FEAR AND GREED PLAY A BIG PART IN STOCK INVESTING
Anyone researching how to buy stocks and wanting to understand someĀ stock market basics should be interested in learning what drives the market up and down.
Is it fundamentals?
Is it economic news?
Is it computerized buy and sell programs?
Is it greed and fear?
The answer is that it can be all of the above. Fundamentals play the biggest day to day role in the price of stocks and the price of the market as a whole (Dow Jones Industrial average and NASDAQ). How a company is performing is probably the single most important factor at any one time. If a company is not making money or the prospects for making money in the future look bad, the stock price will probably suffer no matter what happens to the economy. On the other hand, if a company is hot and doing well, the stock price may hold up even in the darkest of economic times.
Of course there are hundreds of variables that are considered “fundamentals”. Analysts will cite any number of things that supports their opinion when they are giving recommendations and these things can get very technical and hard to understand for an average person. However the bottom line is simply if things are going well with a company and the future looks good too, the fundamentals are probably pretty good as well.
The overall economy always is a factor in driving the stock market higher or lower. In a tough economy like we have now with high debt and low jobs, it is hard for the market to go up too much because of people’s uncertainty of the future. It may not have an effect every single day on the direction the market takes but a bad or good economy does make a difference to people on whether they are more willing to buy or sell stocks.
Computerized buy and sell programs are a new thing that have not been around for very long. With the Internet and the market becoming so technologically advanced, much of what was once done manually is now done by computers. This includes trading programs that brokers have in place that are triggered by the market dropping below certain points. Although it doesn’t happen very often, we have seen instances where bad days in the market were made much worse by these computerized programs being triggered and selling off more stocks just because the market dropped below a number. It is truly a new world out their with the Internet and different technologies playing such a big part in the day to day workings of the stock market.
Finally, we come to greed and fear. As I have discussed, stocks trade on fundamentals much of the time. However, it is always people’s perceptions and interpretations of those fundamentals that determines whether a stock is going to go up or down. This means stocks trade on people’s emotions and how they FEEL about a stock or the stock market. When the stock market is going up, people often get greedy and buy it up higher than it deserves to be. Likewise, when the market is in free fall, people panic and sell out of fear. They often overlook everything that logic might dictate and make their decisions on fear and greed alone.

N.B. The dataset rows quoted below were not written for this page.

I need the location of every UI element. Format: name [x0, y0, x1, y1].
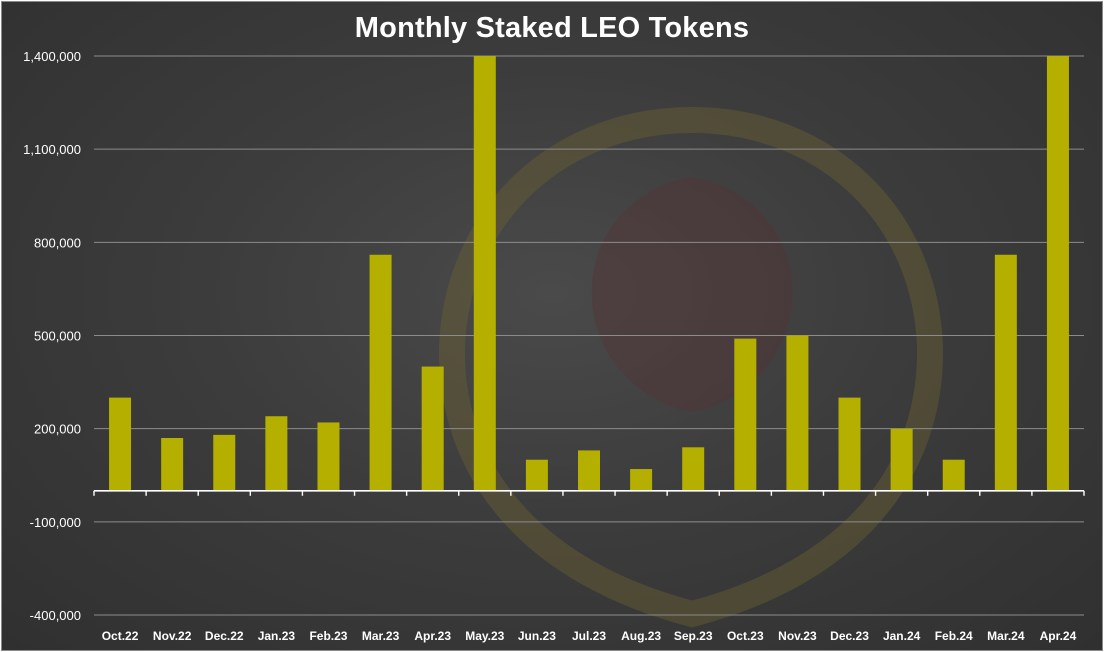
x-tick-label: Oct.22: [102, 629, 139, 643]
y-axis-labels: -400,000 -100,000 200,000 500,000 800,000 1,1…: [23, 49, 81, 623]
bar-sep-23: [682, 447, 705, 491]
x-tick-label: Mar.24: [987, 629, 1025, 643]
x-tick-label: Jan.24: [883, 629, 921, 643]
x-tick-label: Oct.23: [727, 629, 764, 643]
x-tick-label: Jul.23: [572, 629, 606, 643]
x-tick-label: Apr.23: [414, 629, 451, 643]
x-tick-label: Jun.23: [518, 629, 556, 643]
bar-mar-24: [994, 254, 1017, 491]
y-tick-label: 200,000: [34, 422, 81, 437]
x-tick-label: Aug.23: [621, 629, 661, 643]
gridlines: [94, 55, 1084, 616]
bar-may-23: [473, 56, 496, 491]
bar-apr-23: [421, 366, 444, 491]
x-tick-label: Apr.24: [1040, 629, 1077, 643]
x-axis: [93, 489, 1085, 496]
bar-apr-24: [1046, 56, 1069, 491]
y-tick-label: 500,000: [34, 329, 81, 344]
bar-oct-23: [734, 338, 757, 491]
y-tick-label: 1,400,000: [23, 49, 81, 64]
bar-aug-23: [630, 469, 653, 491]
bar-jan-23: [265, 416, 288, 491]
x-axis-labels: Oct.22 Nov.22 Dec.22 Jan.23 Feb.23 Mar.23 Apr.…: [102, 629, 1077, 643]
bar-jun-23: [525, 459, 548, 491]
x-tick-label: Feb.24: [935, 629, 973, 643]
bar-mar-23: [369, 254, 392, 491]
y-tick-label: -400,000: [30, 608, 81, 623]
y-tick-label: 800,000: [34, 235, 81, 250]
x-tick-label: May.23: [465, 629, 504, 643]
x-tick-label: Nov.23: [778, 629, 817, 643]
bar-feb-23: [317, 422, 340, 491]
bars: [109, 56, 1069, 491]
y-tick-label: 1,100,000: [23, 142, 81, 157]
bar-dec-23: [838, 397, 861, 491]
bar-feb-24: [942, 459, 965, 491]
x-tick-label: Sep.23: [674, 629, 713, 643]
chart-title: Monthly Staked LEO Tokens: [354, 12, 750, 44]
bar-nov-23: [786, 335, 809, 491]
y-tick-label: -100,000: [30, 515, 81, 530]
x-tick-label: Feb.23: [309, 629, 347, 643]
bar-jan-24: [890, 428, 913, 491]
bar-dec-22: [213, 434, 236, 491]
bar-jul-23: [578, 450, 600, 491]
x-tick-label: Nov.22: [153, 629, 192, 643]
x-tick-label: Mar.23: [362, 629, 400, 643]
x-tick-label: Dec.22: [205, 629, 244, 643]
x-tick-label: Jan.23: [258, 629, 296, 643]
x-tick-label: Dec.23: [830, 629, 869, 643]
bar-oct-22: [109, 397, 132, 491]
bar-nov-22: [161, 437, 184, 491]
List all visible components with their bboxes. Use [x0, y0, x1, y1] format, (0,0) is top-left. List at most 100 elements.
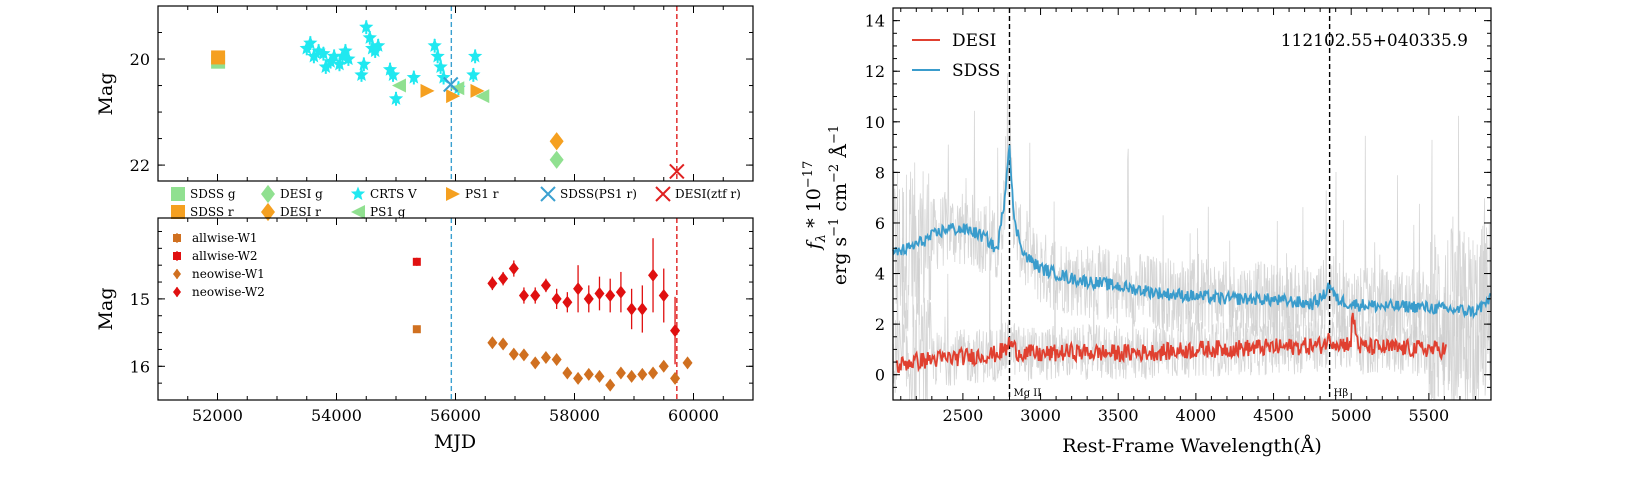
legend-entry-neowise-w1: neowise-W1	[173, 267, 265, 281]
legend-marker-sdss-r	[171, 205, 185, 219]
neowise-w1-point	[540, 351, 551, 365]
p3-ytick-label: 6	[875, 214, 885, 233]
p3-xtick-label: 5500	[1409, 406, 1450, 425]
ps1-r-point	[470, 83, 485, 98]
spectrum-plot-frame	[892, 7, 1492, 401]
p1-ytick-label: 20	[130, 50, 150, 69]
ylabel-exp-cm: −2	[827, 164, 842, 183]
series-allwise-w2	[412, 257, 421, 266]
neowise-w2-point	[594, 286, 605, 300]
p3-xtick-label: 4000	[1176, 406, 1217, 425]
legend-entry-desi: DESI	[912, 31, 996, 51]
legend-marker-sdss-ps1-r	[540, 186, 556, 202]
legend-marker-allwise-w1	[173, 234, 181, 242]
neowise-w1-point	[605, 378, 616, 392]
neowise-w2-point	[626, 302, 637, 316]
p2-ytick-label: 16	[130, 357, 150, 376]
crts-v-point	[468, 48, 483, 63]
series-allwise-w1	[412, 325, 421, 334]
crts-v-point	[341, 51, 356, 66]
neowise-w2-point	[648, 268, 659, 282]
neowise-w2-point	[605, 289, 616, 303]
neowise-w1-point	[658, 359, 669, 373]
wavelength-x-axis-label: Rest-Frame Wavelength(Å)	[1062, 435, 1322, 457]
legend-label-neowise-w1: neowise-W1	[192, 267, 265, 281]
crts-v-point	[365, 40, 380, 55]
ylabel-exp-ang: −1	[827, 125, 842, 144]
p2-xtick-label: 56000	[430, 406, 481, 425]
neowise-w2-point	[551, 292, 562, 306]
ps1-g-point	[475, 89, 490, 104]
infrared-legend: allwise-W1 allwise-W2 neowise-W1 neowise-W2	[173, 231, 265, 299]
crts-v-point	[385, 67, 401, 82]
legend-label-ps1-g: PS1 g	[370, 205, 406, 219]
legend-label-allwise-w1: allwise-W1	[192, 231, 258, 245]
neowise-w2-point	[637, 302, 648, 316]
ylabel-cm: cm	[829, 183, 851, 218]
legend-label-sdss-ps1-r: SDSS(PS1 r)	[560, 187, 637, 201]
legend-entry-desi-g: DESI g	[261, 184, 323, 204]
crts-v-point	[318, 59, 333, 74]
series-ps1-g	[391, 78, 490, 104]
neowise-w1-point	[637, 367, 648, 381]
legend-label-sdss-g: SDSS g	[190, 187, 236, 201]
ps1-r-point	[420, 83, 435, 98]
p3-ytick-label: 14	[865, 12, 885, 31]
legend-entry-desi-r: DESI r	[261, 202, 321, 222]
p3-ytick-label: 12	[865, 62, 885, 81]
spectrum-noise-background	[892, 73, 1492, 401]
neowise-w1-point	[670, 371, 681, 385]
optical-plot-frame	[157, 5, 754, 182]
sdss-ps1-r-point	[443, 76, 459, 93]
spectrum-legend: DESI SDSS	[912, 31, 1000, 81]
svg-text:erg s−1 cm−2 Å−1: erg s−1 cm−2 Å−1	[827, 125, 851, 285]
neowise-w2-point	[583, 292, 594, 306]
crts-v-point	[326, 48, 342, 63]
crts-v-point	[433, 59, 448, 74]
legend-marker-neowise-w1	[173, 268, 181, 280]
p3-xtick-label: 2500	[943, 406, 984, 425]
crts-v-point	[362, 30, 377, 44]
ylabel-times: * 10	[803, 188, 825, 234]
legend-entry-sdss: SDSS	[912, 61, 1000, 81]
neowise-w1-point	[518, 348, 529, 362]
spectrum-panel: Mg II Hβ 0 2 4 6 8 10 12 14 2500 3000 3500 4000 4500…	[801, 7, 1492, 457]
legend-label-sdss: SDSS	[952, 61, 1000, 81]
ylabel-f: f	[803, 239, 825, 251]
legend-entry-desi-ztf-r: DESI(ztf r)	[655, 186, 741, 202]
neowise-w1-point	[508, 347, 519, 361]
p2-xtick-label: 52000	[192, 406, 243, 425]
infrared-light-curve-panel: 15 16 52000 54000 56000 58000 60000 allwise-W…	[95, 217, 754, 453]
series-crts-v	[299, 19, 483, 106]
neowise-w1-point	[583, 367, 594, 381]
legend-label-sdss-r: SDSS r	[190, 205, 234, 219]
optical-y-axis-label: Mag	[95, 73, 117, 116]
desi-g-point	[549, 150, 564, 169]
crts-v-point	[406, 70, 421, 84]
series-desi-ztf-r	[669, 163, 685, 180]
ylabel-lambda: λ	[814, 234, 829, 243]
spectrum-line-label-h: Hβ	[1334, 388, 1349, 399]
series-sdss-ps1-r	[443, 76, 459, 93]
p3-ytick-label: 10	[865, 113, 885, 132]
crts-v-point	[427, 38, 442, 52]
p2-xtick-label: 60000	[668, 406, 719, 425]
neowise-w2-point	[670, 324, 681, 338]
p3-xtick-label: 5000	[1331, 406, 1372, 425]
crts-v-point	[359, 19, 374, 34]
legend-label-desi-g: DESI g	[280, 187, 323, 201]
neowise-w2-point	[562, 295, 573, 309]
neowise-w1-point	[682, 356, 693, 370]
p3-ytick-label: 8	[875, 163, 885, 182]
legend-entry-allwise-w2: allwise-W2	[173, 249, 258, 263]
infrared-y-axis-label: Mag	[95, 288, 117, 331]
neowise-w1-point	[498, 337, 509, 351]
neowise-w2-point	[530, 289, 541, 303]
crts-v-point	[332, 56, 347, 71]
p3-ytick-label: 4	[875, 265, 885, 284]
crts-v-point	[466, 67, 481, 82]
series-ps1-r	[420, 83, 485, 104]
legend-marker-desi-g	[261, 184, 275, 204]
neowise-w1-point	[615, 366, 626, 380]
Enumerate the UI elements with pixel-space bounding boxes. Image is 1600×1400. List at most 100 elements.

People buy and sell stocks on greed and fear every day and that means they might not be making the best decisions. If you want to be a successful stock investor, it is a good idea to try and stay away from trading on pure emotion and stick to stock market basics. Determining when to buy a stock and when is the right time to sell it should be done logically as best as you can and by assessing what you think the future will bring for the company. Whenever you get greedy you are probably going to make an incorrect trading decision as you most likely will also do if you are full of fear.